How much memory do the different models need? This Reddit thread lists the following file sizes (on disk) for the 16 bit unquantized models. Also, according to this thread running a 70B unquantized Llama2 model would require ca 160 GB of memory, and a 64 GB Macbook Pro should be able to run a 70B quantized Llama2 model.
File size on disk | Model |
---|---|
129 GB | llama-2-70b |
129 GB | llama-2-70b-chat |
25 GB | llama-2-13b |
25 GB | llama-2-13b-chat |
13 GB | llama-2-7b |
13 GB | llama-2-7b-chat |
As we can see the disk files are relatively large, but the quantization should decrease those figures.

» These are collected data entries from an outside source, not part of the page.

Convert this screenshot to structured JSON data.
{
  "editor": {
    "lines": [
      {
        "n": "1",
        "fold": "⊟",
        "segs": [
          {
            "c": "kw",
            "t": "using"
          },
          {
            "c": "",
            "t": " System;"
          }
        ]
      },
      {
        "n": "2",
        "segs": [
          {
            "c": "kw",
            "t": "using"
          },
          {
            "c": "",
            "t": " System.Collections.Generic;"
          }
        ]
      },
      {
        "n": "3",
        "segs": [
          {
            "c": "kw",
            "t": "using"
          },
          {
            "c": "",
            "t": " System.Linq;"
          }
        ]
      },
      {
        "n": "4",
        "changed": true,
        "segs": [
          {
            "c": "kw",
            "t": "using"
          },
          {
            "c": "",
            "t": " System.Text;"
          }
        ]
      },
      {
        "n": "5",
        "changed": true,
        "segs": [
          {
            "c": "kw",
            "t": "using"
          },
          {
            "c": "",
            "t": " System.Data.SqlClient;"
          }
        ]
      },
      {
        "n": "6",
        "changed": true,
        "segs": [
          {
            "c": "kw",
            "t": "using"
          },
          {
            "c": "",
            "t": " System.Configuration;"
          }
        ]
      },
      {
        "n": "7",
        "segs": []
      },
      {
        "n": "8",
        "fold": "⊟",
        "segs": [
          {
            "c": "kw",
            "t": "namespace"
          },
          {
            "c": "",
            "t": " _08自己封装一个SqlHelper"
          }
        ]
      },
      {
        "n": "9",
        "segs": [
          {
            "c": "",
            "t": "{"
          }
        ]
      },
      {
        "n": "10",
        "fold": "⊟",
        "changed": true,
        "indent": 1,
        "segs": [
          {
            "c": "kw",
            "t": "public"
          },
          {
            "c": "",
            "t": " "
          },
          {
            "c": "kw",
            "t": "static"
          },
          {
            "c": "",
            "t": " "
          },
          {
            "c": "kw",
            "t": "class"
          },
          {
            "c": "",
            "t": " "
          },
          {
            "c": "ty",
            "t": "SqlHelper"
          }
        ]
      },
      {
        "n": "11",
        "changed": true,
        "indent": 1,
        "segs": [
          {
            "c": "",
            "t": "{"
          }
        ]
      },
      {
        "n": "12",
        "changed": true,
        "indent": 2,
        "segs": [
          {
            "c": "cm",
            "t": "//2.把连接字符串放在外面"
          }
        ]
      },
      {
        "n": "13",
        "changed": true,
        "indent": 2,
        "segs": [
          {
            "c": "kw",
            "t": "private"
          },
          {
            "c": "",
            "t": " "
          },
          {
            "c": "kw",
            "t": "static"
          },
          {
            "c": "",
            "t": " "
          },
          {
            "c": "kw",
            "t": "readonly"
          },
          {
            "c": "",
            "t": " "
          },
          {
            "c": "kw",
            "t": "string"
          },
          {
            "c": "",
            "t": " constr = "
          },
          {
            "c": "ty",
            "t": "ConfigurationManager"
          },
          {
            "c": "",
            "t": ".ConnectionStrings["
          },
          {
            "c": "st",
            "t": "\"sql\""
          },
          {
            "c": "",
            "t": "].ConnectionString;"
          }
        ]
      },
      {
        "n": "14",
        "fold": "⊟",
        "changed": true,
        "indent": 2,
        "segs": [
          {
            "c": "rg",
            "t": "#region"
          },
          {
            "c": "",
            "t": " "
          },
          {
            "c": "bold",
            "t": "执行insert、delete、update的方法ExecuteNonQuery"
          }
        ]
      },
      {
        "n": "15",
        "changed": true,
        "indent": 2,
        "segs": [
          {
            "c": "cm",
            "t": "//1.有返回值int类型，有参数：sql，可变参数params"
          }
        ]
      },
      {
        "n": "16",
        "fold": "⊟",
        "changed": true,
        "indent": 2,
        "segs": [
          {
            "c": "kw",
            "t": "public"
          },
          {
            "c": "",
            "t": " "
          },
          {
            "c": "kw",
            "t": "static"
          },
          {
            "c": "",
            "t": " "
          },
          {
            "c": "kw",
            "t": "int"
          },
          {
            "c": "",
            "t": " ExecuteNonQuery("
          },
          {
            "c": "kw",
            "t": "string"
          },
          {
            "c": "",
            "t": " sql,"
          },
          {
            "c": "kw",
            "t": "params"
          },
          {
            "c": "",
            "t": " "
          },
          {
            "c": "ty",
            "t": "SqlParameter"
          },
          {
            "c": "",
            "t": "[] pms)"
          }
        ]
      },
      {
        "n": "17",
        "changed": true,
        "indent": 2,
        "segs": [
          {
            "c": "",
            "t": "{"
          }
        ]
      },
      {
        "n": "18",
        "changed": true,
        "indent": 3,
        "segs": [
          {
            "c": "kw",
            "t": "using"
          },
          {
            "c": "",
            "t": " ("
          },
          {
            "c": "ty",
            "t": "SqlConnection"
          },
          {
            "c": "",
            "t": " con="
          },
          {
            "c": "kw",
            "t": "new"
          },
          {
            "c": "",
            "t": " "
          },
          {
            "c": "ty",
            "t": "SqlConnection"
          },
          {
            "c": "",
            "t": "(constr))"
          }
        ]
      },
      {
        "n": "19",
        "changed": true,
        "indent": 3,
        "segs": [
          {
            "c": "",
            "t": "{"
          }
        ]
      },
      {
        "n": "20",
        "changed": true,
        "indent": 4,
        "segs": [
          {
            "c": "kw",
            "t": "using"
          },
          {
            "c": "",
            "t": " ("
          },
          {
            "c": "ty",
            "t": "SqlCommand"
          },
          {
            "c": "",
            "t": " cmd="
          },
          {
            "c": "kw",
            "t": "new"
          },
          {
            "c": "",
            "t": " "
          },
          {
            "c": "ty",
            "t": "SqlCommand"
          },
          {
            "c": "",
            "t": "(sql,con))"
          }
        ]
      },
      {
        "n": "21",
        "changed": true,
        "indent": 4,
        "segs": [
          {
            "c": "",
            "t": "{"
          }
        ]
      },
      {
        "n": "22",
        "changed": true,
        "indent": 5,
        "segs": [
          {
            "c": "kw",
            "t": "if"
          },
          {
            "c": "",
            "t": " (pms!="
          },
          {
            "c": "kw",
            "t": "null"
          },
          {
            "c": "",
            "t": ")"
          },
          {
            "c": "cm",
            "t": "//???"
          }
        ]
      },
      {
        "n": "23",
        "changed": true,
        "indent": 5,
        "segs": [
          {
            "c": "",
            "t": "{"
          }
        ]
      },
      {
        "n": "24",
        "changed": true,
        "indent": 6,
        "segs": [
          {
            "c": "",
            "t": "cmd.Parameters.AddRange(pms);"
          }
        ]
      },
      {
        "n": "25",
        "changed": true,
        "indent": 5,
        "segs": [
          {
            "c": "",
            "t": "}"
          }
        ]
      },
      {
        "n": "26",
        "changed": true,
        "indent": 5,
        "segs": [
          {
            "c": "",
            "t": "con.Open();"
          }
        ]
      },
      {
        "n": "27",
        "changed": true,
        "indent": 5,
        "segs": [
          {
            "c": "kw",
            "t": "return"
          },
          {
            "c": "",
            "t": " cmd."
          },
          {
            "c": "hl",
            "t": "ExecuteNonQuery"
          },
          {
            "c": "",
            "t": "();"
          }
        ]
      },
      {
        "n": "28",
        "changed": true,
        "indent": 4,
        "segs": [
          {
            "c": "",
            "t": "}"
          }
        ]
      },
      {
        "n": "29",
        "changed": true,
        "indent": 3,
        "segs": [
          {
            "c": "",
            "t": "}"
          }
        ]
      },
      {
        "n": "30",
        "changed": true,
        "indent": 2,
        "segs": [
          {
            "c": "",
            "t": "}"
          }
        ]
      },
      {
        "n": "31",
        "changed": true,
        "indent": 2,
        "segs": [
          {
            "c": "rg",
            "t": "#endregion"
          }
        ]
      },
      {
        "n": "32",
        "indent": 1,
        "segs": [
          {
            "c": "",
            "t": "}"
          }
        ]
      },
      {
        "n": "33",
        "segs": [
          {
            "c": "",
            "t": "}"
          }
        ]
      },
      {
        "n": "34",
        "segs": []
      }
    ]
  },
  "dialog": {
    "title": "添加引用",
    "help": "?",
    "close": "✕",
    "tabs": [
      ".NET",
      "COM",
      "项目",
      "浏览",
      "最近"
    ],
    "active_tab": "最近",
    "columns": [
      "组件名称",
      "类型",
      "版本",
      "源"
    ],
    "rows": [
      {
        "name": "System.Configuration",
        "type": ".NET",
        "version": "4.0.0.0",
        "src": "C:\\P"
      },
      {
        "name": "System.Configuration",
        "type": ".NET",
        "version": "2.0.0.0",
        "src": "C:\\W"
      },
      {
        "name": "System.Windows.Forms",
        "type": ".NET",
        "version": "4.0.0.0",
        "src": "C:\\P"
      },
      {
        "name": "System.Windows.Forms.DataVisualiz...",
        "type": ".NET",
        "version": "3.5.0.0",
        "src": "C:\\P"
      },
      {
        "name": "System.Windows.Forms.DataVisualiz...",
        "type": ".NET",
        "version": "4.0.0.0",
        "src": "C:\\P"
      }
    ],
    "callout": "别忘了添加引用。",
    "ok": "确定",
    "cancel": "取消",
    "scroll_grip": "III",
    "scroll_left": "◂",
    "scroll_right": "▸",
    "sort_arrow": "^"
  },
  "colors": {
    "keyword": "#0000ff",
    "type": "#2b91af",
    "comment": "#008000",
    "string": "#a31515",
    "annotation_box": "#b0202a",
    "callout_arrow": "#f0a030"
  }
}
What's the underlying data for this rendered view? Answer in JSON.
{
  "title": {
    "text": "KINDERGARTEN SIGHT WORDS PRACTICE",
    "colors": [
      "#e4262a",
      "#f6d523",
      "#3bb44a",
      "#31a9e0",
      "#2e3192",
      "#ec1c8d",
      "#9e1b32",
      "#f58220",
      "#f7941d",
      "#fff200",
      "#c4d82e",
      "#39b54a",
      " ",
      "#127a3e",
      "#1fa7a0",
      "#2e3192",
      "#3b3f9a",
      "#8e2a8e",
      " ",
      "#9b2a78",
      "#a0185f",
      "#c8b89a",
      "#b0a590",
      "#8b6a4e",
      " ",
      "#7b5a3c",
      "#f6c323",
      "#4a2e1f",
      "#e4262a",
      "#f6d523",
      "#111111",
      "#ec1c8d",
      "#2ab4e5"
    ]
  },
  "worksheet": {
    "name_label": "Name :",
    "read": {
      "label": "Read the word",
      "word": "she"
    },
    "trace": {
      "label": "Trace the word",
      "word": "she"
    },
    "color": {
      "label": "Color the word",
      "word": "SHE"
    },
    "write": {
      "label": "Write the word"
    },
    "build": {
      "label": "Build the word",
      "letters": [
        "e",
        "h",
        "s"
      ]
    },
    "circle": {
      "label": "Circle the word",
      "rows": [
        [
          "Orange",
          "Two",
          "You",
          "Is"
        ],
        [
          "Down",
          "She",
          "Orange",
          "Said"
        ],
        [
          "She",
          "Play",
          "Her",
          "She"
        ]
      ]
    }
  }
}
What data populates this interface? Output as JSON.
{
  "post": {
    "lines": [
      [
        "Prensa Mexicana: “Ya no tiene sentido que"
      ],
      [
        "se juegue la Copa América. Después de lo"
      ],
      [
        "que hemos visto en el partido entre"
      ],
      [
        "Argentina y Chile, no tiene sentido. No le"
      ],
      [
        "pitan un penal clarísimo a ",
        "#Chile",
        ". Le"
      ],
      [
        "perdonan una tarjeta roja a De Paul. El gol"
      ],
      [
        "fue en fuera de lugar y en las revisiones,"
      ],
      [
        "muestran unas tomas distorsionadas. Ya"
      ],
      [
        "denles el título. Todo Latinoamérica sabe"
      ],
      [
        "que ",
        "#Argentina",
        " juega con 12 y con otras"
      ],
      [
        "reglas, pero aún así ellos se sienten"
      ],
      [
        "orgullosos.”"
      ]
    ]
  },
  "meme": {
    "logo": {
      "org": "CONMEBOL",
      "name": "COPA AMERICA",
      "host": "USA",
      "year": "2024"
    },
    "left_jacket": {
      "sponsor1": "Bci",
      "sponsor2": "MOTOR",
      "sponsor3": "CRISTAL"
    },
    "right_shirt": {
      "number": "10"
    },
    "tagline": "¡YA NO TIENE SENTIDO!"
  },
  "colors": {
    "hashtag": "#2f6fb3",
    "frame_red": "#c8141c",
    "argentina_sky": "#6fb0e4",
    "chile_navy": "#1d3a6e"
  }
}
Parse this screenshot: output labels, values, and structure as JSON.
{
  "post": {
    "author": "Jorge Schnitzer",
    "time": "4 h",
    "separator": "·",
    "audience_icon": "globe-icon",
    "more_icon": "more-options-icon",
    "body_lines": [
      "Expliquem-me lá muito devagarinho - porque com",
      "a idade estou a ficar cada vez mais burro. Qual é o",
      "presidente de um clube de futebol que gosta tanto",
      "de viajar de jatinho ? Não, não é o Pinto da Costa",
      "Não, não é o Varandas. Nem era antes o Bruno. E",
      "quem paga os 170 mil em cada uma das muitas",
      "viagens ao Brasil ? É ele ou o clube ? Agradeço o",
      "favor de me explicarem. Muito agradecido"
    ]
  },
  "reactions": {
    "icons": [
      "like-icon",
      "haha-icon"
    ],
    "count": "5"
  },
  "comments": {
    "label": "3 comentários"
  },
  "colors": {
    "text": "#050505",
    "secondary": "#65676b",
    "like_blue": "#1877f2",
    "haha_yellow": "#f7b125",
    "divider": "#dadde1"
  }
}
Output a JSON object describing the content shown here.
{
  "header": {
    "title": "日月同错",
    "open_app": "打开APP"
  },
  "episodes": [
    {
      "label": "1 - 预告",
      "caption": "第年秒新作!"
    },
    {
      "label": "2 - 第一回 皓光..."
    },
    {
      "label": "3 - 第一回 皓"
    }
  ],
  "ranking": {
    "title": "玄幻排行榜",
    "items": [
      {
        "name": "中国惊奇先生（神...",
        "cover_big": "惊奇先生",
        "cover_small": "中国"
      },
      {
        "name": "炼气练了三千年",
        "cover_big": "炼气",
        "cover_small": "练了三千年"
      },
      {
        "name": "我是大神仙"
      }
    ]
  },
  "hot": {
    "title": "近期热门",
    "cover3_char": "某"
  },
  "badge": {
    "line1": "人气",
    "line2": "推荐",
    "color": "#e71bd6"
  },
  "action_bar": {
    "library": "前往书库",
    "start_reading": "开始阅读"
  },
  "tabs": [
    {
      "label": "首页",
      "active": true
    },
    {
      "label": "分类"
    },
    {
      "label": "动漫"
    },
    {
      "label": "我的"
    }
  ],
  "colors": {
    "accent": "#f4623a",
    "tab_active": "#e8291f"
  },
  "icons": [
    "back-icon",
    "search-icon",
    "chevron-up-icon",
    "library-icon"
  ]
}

There are some commands you can run to re-allocate the VRAM assigned to the GPU process on your MX processor, see e.g. here. But keep in mind also that quantization can have a significant impact on the required disk/memory size of the LLM. Once more you should ask yourself whether it’s worth all that money just for playing around? You can run the largest LLMs in a rented GPU for some time, that’s probably cheaper than spending all that money on the highest amounts of memory on your laptop.
Somewhere else I read that the operating system should get at least 8 GB of memory. Hence, if you go with 16 GB of memory on your Macbook Pro you unfortunately will only be able to run the smallest LLMs currently available. But already with 32 GB you should be able to do something decent, and if you are willing to spend for 48 GB or 64 GB of memory then also mid-sized LLMs will become available to you. See this discussion for some further hints: https://github.com/ggerganov/llama.cpp/issues/13
How much is it worth spending?
Well, as usual, that’s hard to tell. I assume that if you are someone looking into running LLMs locally then you are someone who enjoys working with tech and is willing to spend a little more on hardware. Personally, for playing with LLMs I would probably aim for an M2 Max or an M3 Max with e.g. 32 GB of memory. The lower spec’d Macbook Pro with 16’’, M3 Max (30 cores), 36 GB memory and 1 TB of SSD will cost you currently 3499$ in the Apple shop. That’s of course quite a bit of money, but if you aim instead at an M2 Max you won’t sacrifice too much GPU speed yet get a substantially cheaper laptop in comparison. But then again, the single-core speed might be more of a concern for you. Or, if you are someone doing heavy video editing, then maybe none of what I said above is even very relevant to you. But then you also should ask yourself if you should not aim for a Mac Studio instead of a laptop. Sure, the Macbook Pro can take such loads, but the constant heavy lifting may shorten the life expectancy of your battery unnecessarily, and your fans might kick in frequently making considerable noise.
It’s tempting to spend lots of money on a luxury Macbook Pro that you probably don’t really need. Be clever and don’t let Apple drain your wallet.